Why should not he? It might be dangerous; yet, successful or unsuccessful, it must be glorious. The course of Christianity wanted great examples. Might he not-and his young heart beat high at the thought — might he not, by some great act of daring, self-sacrifice, divine madness of faith, like David’s of old, when he went out against the giant — awaken selfish and luxurious souls to a noble emulation, and recall to their minds, perhaps to their lives, the patterns of those martyrs who were the pride, the glory, the heirloom of Egypt? And as figure after figure rose before his imagination, of simple men and weak women who had conquered temptation and shame, torture and death, to live for ever on the lips of men, and take their seats among the patricians of the heavenly court, with brows glittering through all eternities with the martyr’s crown, his heart beat thick and fast, and he longed only for an opportunity to dare and die.
And the longing begot the opportunity.
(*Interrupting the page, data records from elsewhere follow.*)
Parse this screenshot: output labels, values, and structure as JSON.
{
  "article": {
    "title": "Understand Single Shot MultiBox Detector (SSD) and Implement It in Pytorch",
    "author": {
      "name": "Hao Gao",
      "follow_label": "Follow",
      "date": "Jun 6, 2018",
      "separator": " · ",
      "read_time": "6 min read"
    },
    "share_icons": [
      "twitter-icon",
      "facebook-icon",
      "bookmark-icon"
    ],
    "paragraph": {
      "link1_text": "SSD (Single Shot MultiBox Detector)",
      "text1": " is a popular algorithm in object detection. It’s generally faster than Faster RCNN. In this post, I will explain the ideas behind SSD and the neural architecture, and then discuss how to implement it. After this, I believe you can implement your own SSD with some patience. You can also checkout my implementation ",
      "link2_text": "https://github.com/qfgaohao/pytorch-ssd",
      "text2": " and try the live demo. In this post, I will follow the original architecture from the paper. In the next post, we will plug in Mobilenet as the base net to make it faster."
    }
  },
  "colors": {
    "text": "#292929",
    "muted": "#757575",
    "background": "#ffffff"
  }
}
For he had hardly rejoined his brother visitors when the absorbing thought took word again, and he began questioning them eagerly for more information about Hypatia.
On that point, indeed, he obtained nothing but fresh invective; but when his companions, after talking of the triumph which the true faith had gained that morning, went on to speak of the great overthrow of Paganism twenty years before, under the patriarch Theophilus; of Olympiodorus and his mob, who held the Serapeium for many days by force of arms against the Christians, making sallies into the city, and torturing and murdering the prisoners whom they took; of the martyrs who, among those very pillars which overhung their heads, had died in torments rather than sacrifice to Serapis; and of the final victory, and the soldier who, in presence of the trembling mob, clove the great jaw of the colossal idol, and snapped for ever the spell of heathenism, Philammon’s heart burned to distinguish himself like that soldier, and to wipe out his qualms of conscience by some more unquestionable deed of Christian prowess. There were no idols now to break but there was philosophy —‘Why not carry war into the heart of the enemy’s camp, and beard Satan in his very den? Why does not some man of God go boldly into the lecture-room of the sorceress, and testify against her to her face?’
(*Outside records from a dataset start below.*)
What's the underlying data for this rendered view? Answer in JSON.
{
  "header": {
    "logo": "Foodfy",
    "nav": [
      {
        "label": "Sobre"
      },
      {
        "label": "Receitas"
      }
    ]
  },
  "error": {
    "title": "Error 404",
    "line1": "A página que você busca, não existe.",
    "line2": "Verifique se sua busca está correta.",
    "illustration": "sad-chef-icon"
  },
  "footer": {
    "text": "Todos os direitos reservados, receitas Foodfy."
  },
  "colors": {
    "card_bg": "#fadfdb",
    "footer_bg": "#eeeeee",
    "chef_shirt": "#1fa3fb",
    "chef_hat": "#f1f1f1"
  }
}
‘Do it yourself, if you dare,’ said Peter. ‘We have no wish to get our brains knocked out by all the profligate young gentlemen in the city.’
‘I will do it,’ said Philammon.
‘That is, if his holiness allows you to make such a fool of yourself.’
‘Take care, sir, of your words. You revile the blessed martyrs, from St. Stephen to St. Telemachus, when you call such a deed foolishness.’
‘I shall most certainly inform his holiness of your insolence.’
‘Do so,’ said Philammon, who, possessed with a new idea, wished for nothing more. And there the matter dropped for the time. . . . . . . . . . . . . . . .
‘The presumption of the young in this generation is growing insufferable,’ said Peter to his master that evening.
‘So much the better. They put their elders on their mettle in the race of good works. But who has been presuming to-day?’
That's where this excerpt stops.